Ah, I did see that the frog was a solid, but I thought the reasoning behind the success of the other fellow’s results had something to do with the stepper motors holding on half steps. My bad.
I don’t know if this is helpful, but I’ve successfully printed that frog hollow with zero infill also. I used slic3r and I have “Generate extra perimeters when needed” checked. I also specified 3 top and 3 bottom solid layers.

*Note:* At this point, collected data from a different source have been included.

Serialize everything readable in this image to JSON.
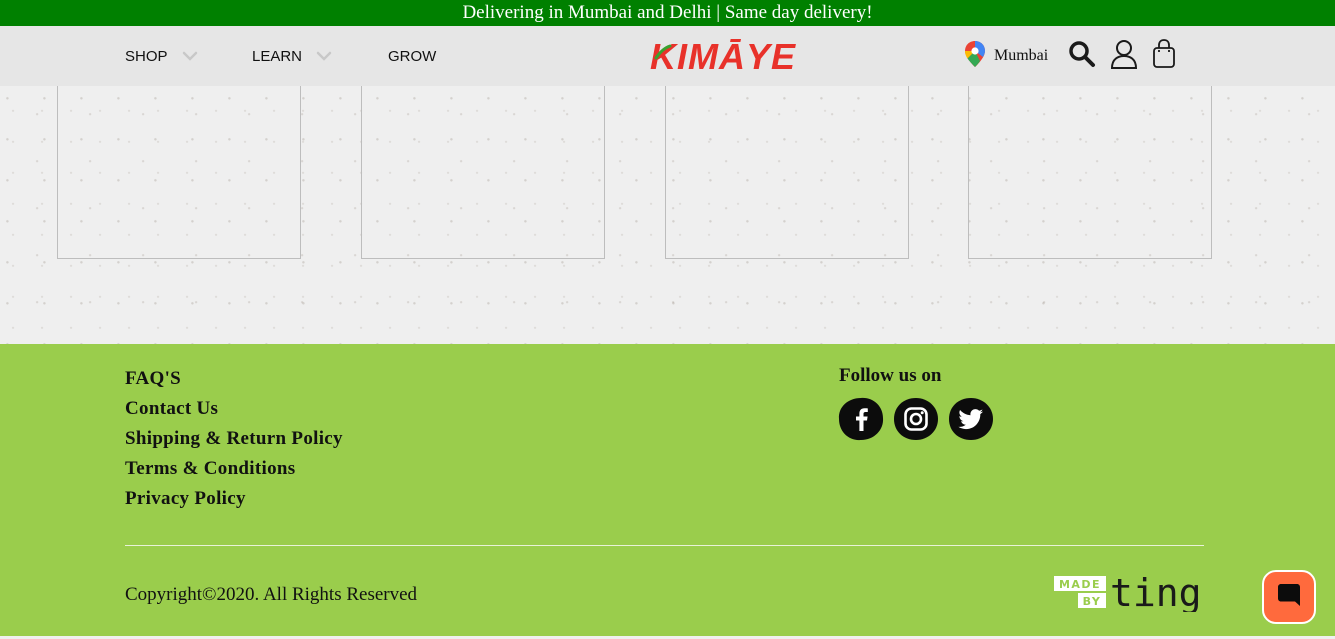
{
  "announcement": "Delivering in Mumbai and Delhi | Same day delivery!",
  "nav": {
    "items": [
      {
        "label": "SHOP",
        "has_dropdown": true
      },
      {
        "label": "LEARN",
        "has_dropdown": true
      },
      {
        "label": "GROW",
        "has_dropdown": false
      }
    ]
  },
  "brand": {
    "logo_text": "KIMĀYE",
    "logo_color": "#e8312a"
  },
  "header_right": {
    "location_icon": "map-pin-icon",
    "city": "Mumbai",
    "icons": [
      "search-icon",
      "user-icon",
      "shopping-bag-icon"
    ]
  },
  "footer": {
    "links": [
      "FAQ'S",
      "Contact Us",
      "Shipping & Return Policy",
      "Terms & Conditions",
      "Privacy Policy"
    ],
    "follow_label": "Follow us on",
    "social": [
      "facebook-icon",
      "instagram-icon",
      "twitter-icon"
    ],
    "copyright": "Copyright©2020. All Rights Reserved",
    "made_by": {
      "line1": "MADE",
      "line2": "BY",
      "brand": "ting"
    }
  },
  "colors": {
    "announcement_bg": "#008000",
    "header_bg": "#e6e6e6",
    "footer_bg": "#9acd4c",
    "chat_bg": "#ff6a3d"
  },
  "chat": {
    "icon": "chat-icon"
  }
}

If you’re printing at 0% infill, the part that is failing is basically a really steep internal overhang with no support. You say you’ve printed them at 0% successfully before, I’m guessing you’re using Cura? Cura recently changed slicing engines. Before it was using skeinforge, which would print all top- and bottom-fill areas perimeter-to-perimeter, which would use lot of extra material on some models, but made it more able to handle this type of internal overhang without holes or curling. It was a strange procedure though, and left strands criss-crossing an area that was supposed to be hollow. The new Cura engine probably doesn’t do this, which makes it less able to handle this type of internal overhang, but results in truly hollow prints that were impossible in skeinforge.
Thank you all for the comments. I do not think the lack of infill is the problem here but rather faulty equipment. I have decided that I will rewire all the cables to the sensors tomorrow and see if it makes any difference. I am guessing that I am getting temperature variations.
Last week I realised that my issue where due to a non-standard fan mount. Changing to a more tested design solved the issues and my frogs look good again! Thanks again for all the help!